The Big Ten's West Division will cease to exist after the 2023 season, a casualty of the conference expanding to 18 teams and the league's higher-ups finally asking themselves, "Just why are we letting one of those teams in our championship game?"
In the 10th season of the East-West divisional format, the East champion has won its division with no conference losses four times, one league loss five times and never with two Big Ten losses. In the West, three division winners have had two losses and one, Purdue last year, lost three Big Ten games.
This year, the West just might one-up itself by sending a team with four Big Ten losses to Indianapolis to face one of the East's blue bloods, Michigan, Ohio State or Penn State.
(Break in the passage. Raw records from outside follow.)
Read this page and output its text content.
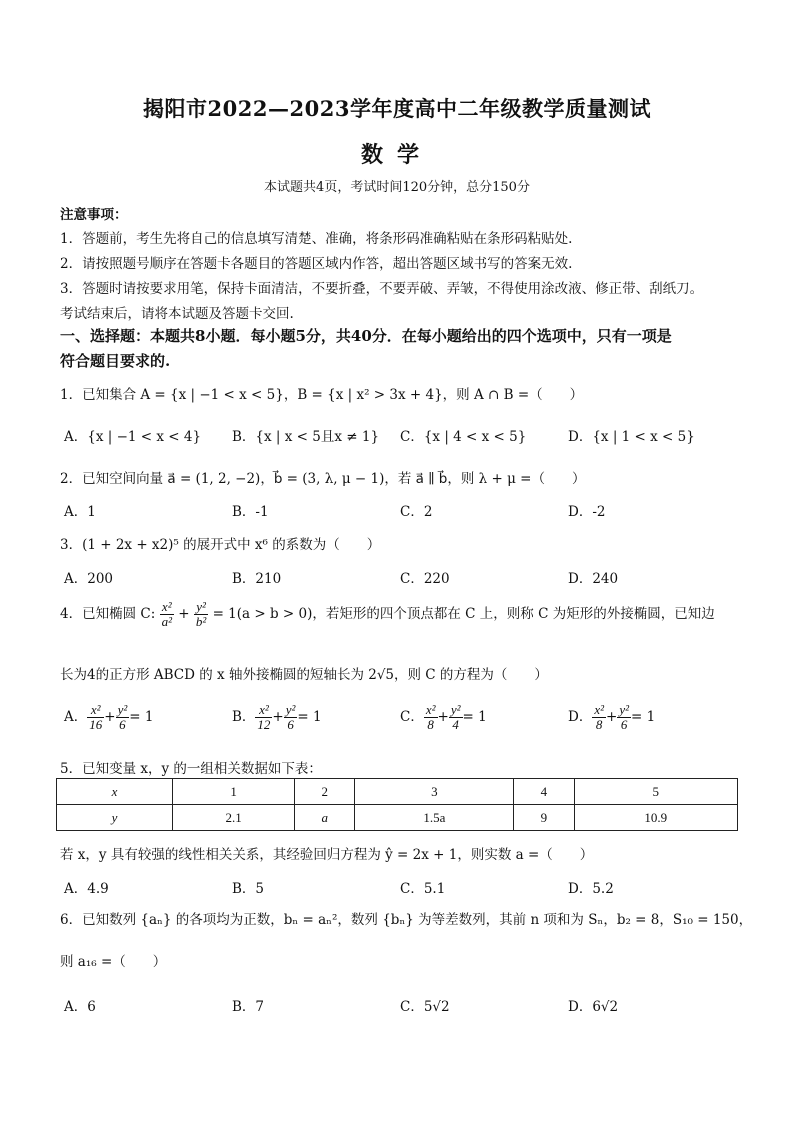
揭阳市2022—2023学年度高中二年级教学质量测试
数学
本试题共4页，考试时间120分钟，总分150分
注意事项：
1．答题前，考生先将自己的信息填写清楚、准确，将条形码准确粘贴在条形码粘贴处.
2．请按照题号顺序在答题卡各题目的答题区域内作答，超出答题区域书写的答案无效.
3．答题时请按要求用笔，保持卡面清洁，不要折叠，不要弄破、弄皱，不得使用涂改液、修正带、刮纸刀。
考试结束后，请将本试题及答题卡交回.
一、选择题：本题共8小题．每小题5分，共40分．在每小题给出的四个选项中，只有一项是
符合题目要求的.
1．已知集合 A = {x | −1 < x < 5}，B = {x | x² > 3x + 4}，则 A ∩ B =（　　）
A．{x | −1 < x < 4} B．{x | x < 5且x ≠ 1} C．{x | 4 < x < 5}	D．{x | 1 < x < 5}
2．已知空间向量 a⃗ = (1, 2, −2)，b⃗ = (3, λ, μ − 1)，若 a⃗ ∥ b⃗，则 λ + μ =（　　）
A．1	B．-1	C．2	D．-2
3．(1 + 2x + x2)⁵ 的展开式中 x⁶ 的系数为（　　）
A．200	B．210	C．220	D．240
4．已知椭圆 C: $\frac{\text{x²}}{\text{a²}} + \frac{\text{y²}}{\text{b²}} = 1(a > b > 0)$，若矩形的四个顶点都在 C 上，则称 C 为矩形的外接椭圆，已知边
长为4的正方形 ABCD 的 x 轴外接椭圆的短轴长为 2√5，则 C 的方程为（　　）
A． $\frac{\text{x²}}{16} + \frac{\text{y²}}{6} = 1$	B． $\frac{\text{x²}}{12} + \frac{\text{y²}}{6} = 1$	C． $\frac{\text{x²}}{8} + \frac{\text{y²}}{4} = 1$	D． $\frac{\text{x²}}{8} + \frac{\text{y²}}{6} = 1$
5．已知变量 x，y 的一组相关数据如下表：
x	1	2	3	4	5
y	2.1	a	1.5a	9	10.9
若 x，y 具有较强的线性相关关系，其经验回归方程为 ŷ = 2x + 1，则实数 a =（　　）
A．4.9	B．5	C．5.1	D．5.2
6．已知数列 {aₙ} 的各项均为正数，bₙ = aₙ²，数列 {bₙ} 为等差数列，其前 n 项和为 Sₙ，b₂ = 8，S₁₀ = 150，
则 a₁₆ =（　　）
A．6	B．7	C．5√2	D．6√2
How could that happen? Check out Saturday's action.
The Gophers, Iowa, Nebraska and Wisconsin started the day tied atop the West with 3-2 conference records. By 6 p.m., the Gophers, Nebraska and Wisconsin had 3-3 marks, and only Iowa escaped unscathed as the West leader at 4-2 after slogging its way to a 10-7 win over Northwestern at Wrigley Field. Nebraska and Wisconsin lost to the East's co-cellar-dwellers, Michigan State and Indiana, respectively, while the Gophers watched as Illinois' backup quarterback needed only three passes to traverse 85 yards for the winning touchdown with 50 seconds left in the fourth quarter.
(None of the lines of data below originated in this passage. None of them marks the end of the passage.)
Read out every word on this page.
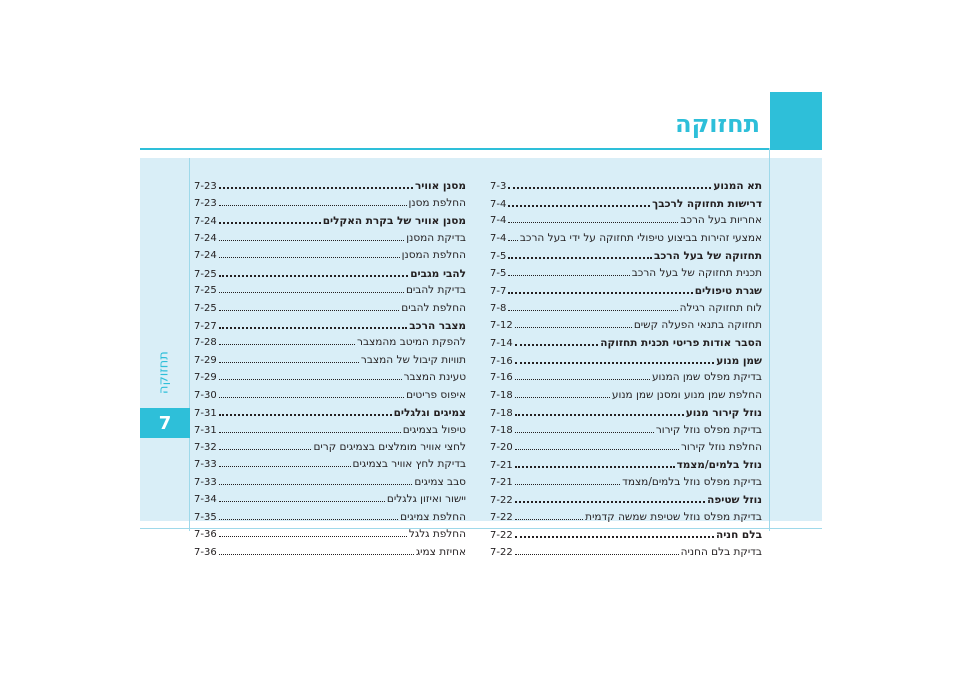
תחזוקה
תחזוקה
7
7-3	תא המנוע
7-4	דרישות תחזוקה לרכבך
7-4	אחריות בעל הרכב
7-4 אמצעי זהירות בביצוע טיפולי תחזוקה על ידי בעל הרכב
7-5	תחזוקה של בעל הרכב
7-5	תכנית תחזוקה של בעל הרכב
7-7	שגרת טיפולים
7-8	לוח תחזוקה רגילה
7-12	תחזוקה בתנאי הפעלה קשים
7-14	הסבר אודות פריטי תכנית תחזוקה
7-16	שמן מנוע
7-16	בדיקת מפלס שמן המנוע
7-18	החלפת שמן מנוע ומסנן שמן מנוע
7-18	נוזל קירור מנוע
7-18	בדיקת מפלס נוזל קירור
7-20	החלפת נוזל קירור
7-21	נוזל בלמים/מצמד
7-21	בדיקת מפלס נוזל בלמים/מצמד
7-22	נוזל שטיפה
7-22	בדיקת מפלס נוזל שטיפת שמשה קדמית
7-22	בלם חניה
7-22	בדיקת בלם החניה
7-23	מסנן אוויר
7-23	החלפת מסנן
7-24	מסנן אוויר של בקרת האקלים
7-24	בדיקת המסנן
7-24	החלפת המסנן
7-25	להבי מגבים
7-25	בדיקת להבים
7-25	החלפת להבים
7-27	מצבר הרכב
7-28	להפקת המיטב מהמצבר
7-29	תוויות קיבול של המצבר
7-29	טעינת המצבר
7-30	איפוס פריטים
7-31	צמיגים וגלגלים
7-31	טיפול בצמיגים
7-32	לחצי אוויר מומלצים בצמיגים קרים
7-33	בדיקת לחץ אוויר בצמיגים
7-33	סבב צמיגים
7-34	יישור ואיזון גלגלים
7-35	החלפת צמיגים
7-36	החלפת גלגל
7-36	אחיזת צמיג
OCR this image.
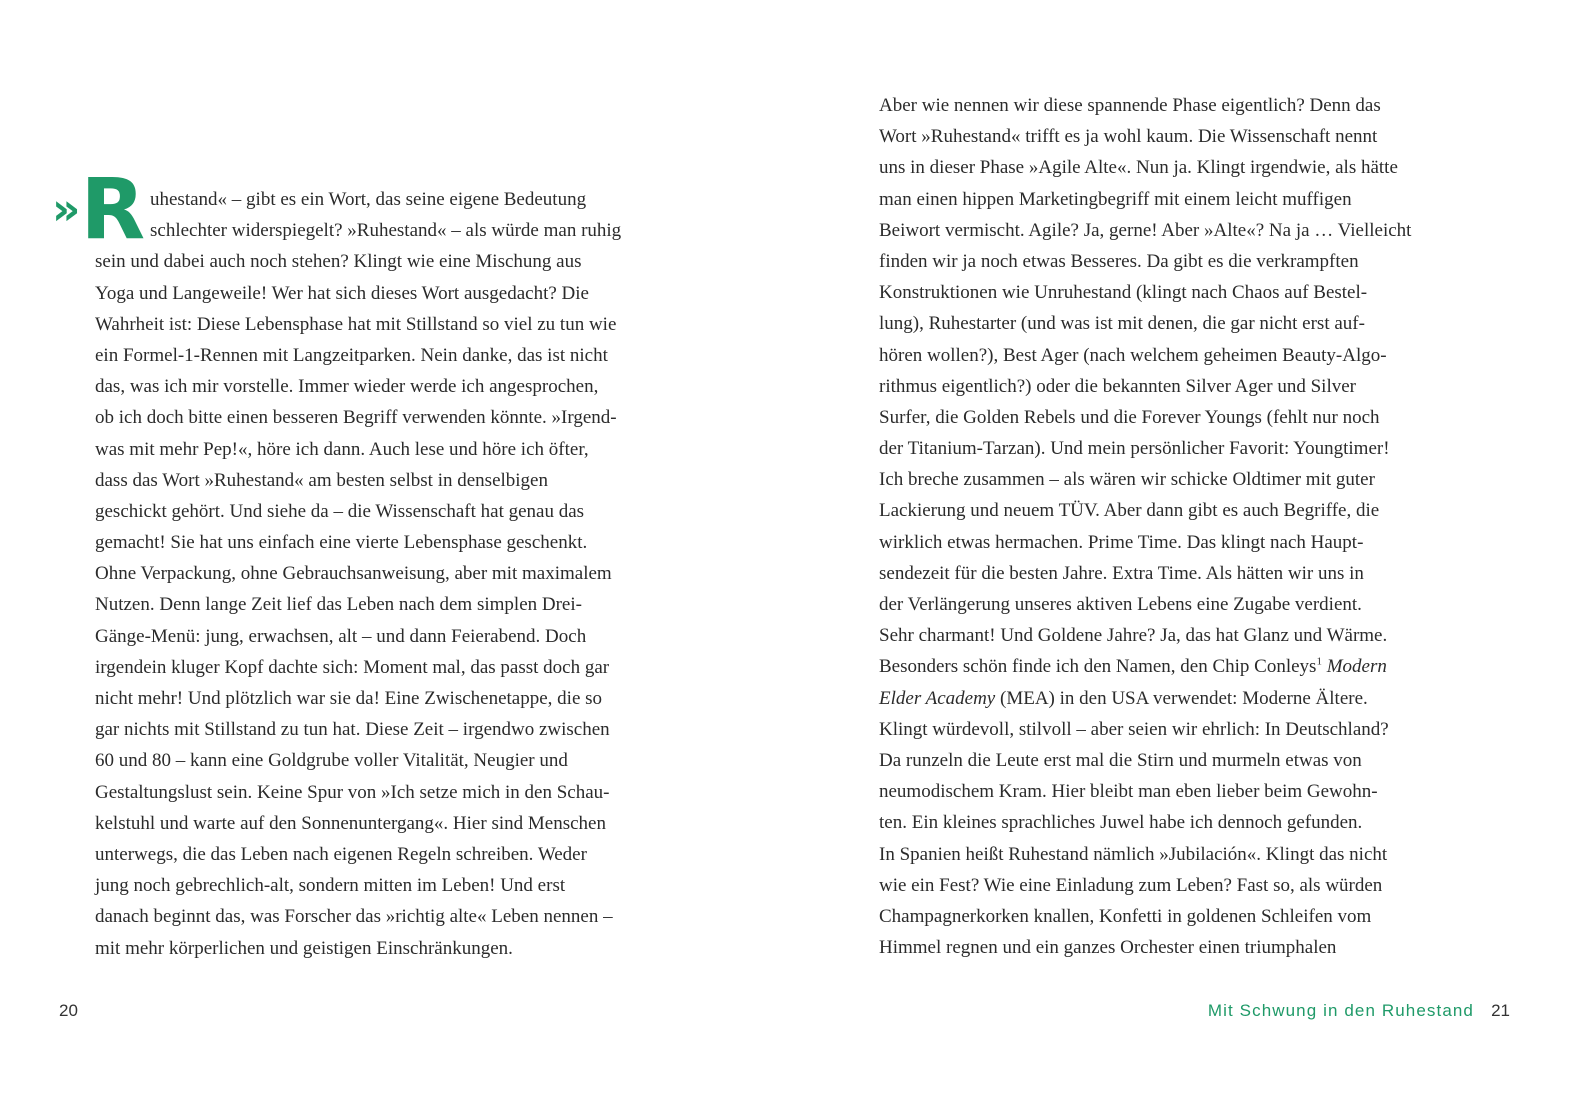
» R uhestand« – gibt es ein Wort, das seine eigene Bedeutung
schlechter widerspiegelt? »Ruhestand« – als würde man ruhig
sein und dabei auch noch stehen? Klingt wie eine Mischung aus
Yoga und Langeweile! Wer hat sich dieses Wort ausgedacht? Die
Wahrheit ist: Diese Lebensphase hat mit Stillstand so viel zu tun wie
ein Formel-1-Rennen mit Langzeitparken. Nein danke, das ist nicht
das, was ich mir vorstelle. Immer wieder werde ich angesprochen,
ob ich doch bitte einen besseren Begriff verwenden könnte. »Irgend-
was mit mehr Pep!«, höre ich dann. Auch lese und höre ich öfter,
dass das Wort »Ruhestand« am besten selbst in denselbigen
geschickt gehört. Und siehe da – die Wissenschaft hat genau das
gemacht! Sie hat uns einfach eine vierte Lebensphase geschenkt.
Ohne Verpackung, ohne Gebrauchsanweisung, aber mit maximalem
Nutzen. Denn lange Zeit lief das Leben nach dem simplen Drei-
Gänge-Menü: jung, erwachsen, alt – und dann Feierabend. Doch
irgendein kluger Kopf dachte sich: Moment mal, das passt doch gar
nicht mehr! Und plötzlich war sie da! Eine Zwischenetappe, die so
gar nichts mit Stillstand zu tun hat. Diese Zeit – irgendwo zwischen
60 und 80 – kann eine Goldgrube voller Vitalität, Neugier und
Gestaltungslust sein. Keine Spur von »Ich setze mich in den Schau-
kelstuhl und warte auf den Sonnenuntergang«. Hier sind Menschen
unterwegs, die das Leben nach eigenen Regeln schreiben. Weder
jung noch gebrechlich-alt, sondern mitten im Leben! Und erst
danach beginnt das, was Forscher das »richtig alte« Leben nennen –
mit mehr körperlichen und geistigen Einschränkungen.
20
Aber wie nennen wir diese spannende Phase eigentlich? Denn das
Wort »Ruhestand« trifft es ja wohl kaum. Die Wissenschaft nennt
uns in dieser Phase »Agile Alte«. Nun ja. Klingt irgendwie, als hätte
man einen hippen Marketingbegriff mit einem leicht muffigen
Beiwort vermischt. Agile? Ja, gerne! Aber »Alte«? Na ja … Vielleicht
finden wir ja noch etwas Besseres. Da gibt es die verkrampften
Konstruktionen wie Unruhestand (klingt nach Chaos auf Bestel-
lung), Ruhestarter (und was ist mit denen, die gar nicht erst auf-
hören wollen?), Best Ager (nach welchem geheimen Beauty-Algo-
rithmus eigentlich?) oder die bekannten Silver Ager und Silver
Surfer, die Golden Rebels und die Forever Youngs (fehlt nur noch
der Titanium-Tarzan). Und mein persönlicher Favorit: Youngtimer!
Ich breche zusammen – als wären wir schicke Oldtimer mit guter
Lackierung und neuem TÜV. Aber dann gibt es auch Begriffe, die
wirklich etwas hermachen. Prime Time. Das klingt nach Haupt-
sendezeit für die besten Jahre. Extra Time. Als hätten wir uns in
der Verlängerung unseres aktiven Lebens eine Zugabe verdient.
Sehr charmant! Und Goldene Jahre? Ja, das hat Glanz und Wärme.
Besonders schön finde ich den Namen, den Chip Conleys$^1$ Modern
Elder Academy (MEA) in den USA verwendet: Moderne Ältere.
Klingt würdevoll, stilvoll – aber seien wir ehrlich: In Deutschland?
Da runzeln die Leute erst mal die Stirn und murmeln etwas von
neumodischem Kram. Hier bleibt man eben lieber beim Gewohn-
ten. Ein kleines sprachliches Juwel habe ich dennoch gefunden.
In Spanien heißt Ruhestand nämlich »Jubilación«. Klingt das nicht
wie ein Fest? Wie eine Einladung zum Leben? Fast so, als würden
Champagnerkorken knallen, Konfetti in goldenen Schleifen vom
Himmel regnen und ein ganzes Orchester einen triumphalen
Mit Schwung in den Ruhestand 21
"There were some catastrophic things that happened," Gophers coach P.J. Fleck said, "and in a game like this, it gets magnified."
It's as if the West's coaches got together, channeled Eric "Otter" Stratton from "Animal House" and declared, "This situation absolutely requires a really futile and stupid gesture be done on somebody's part."
Sending a four-loss team to Indy would qualify, and the Big Ten West is just the division to do it.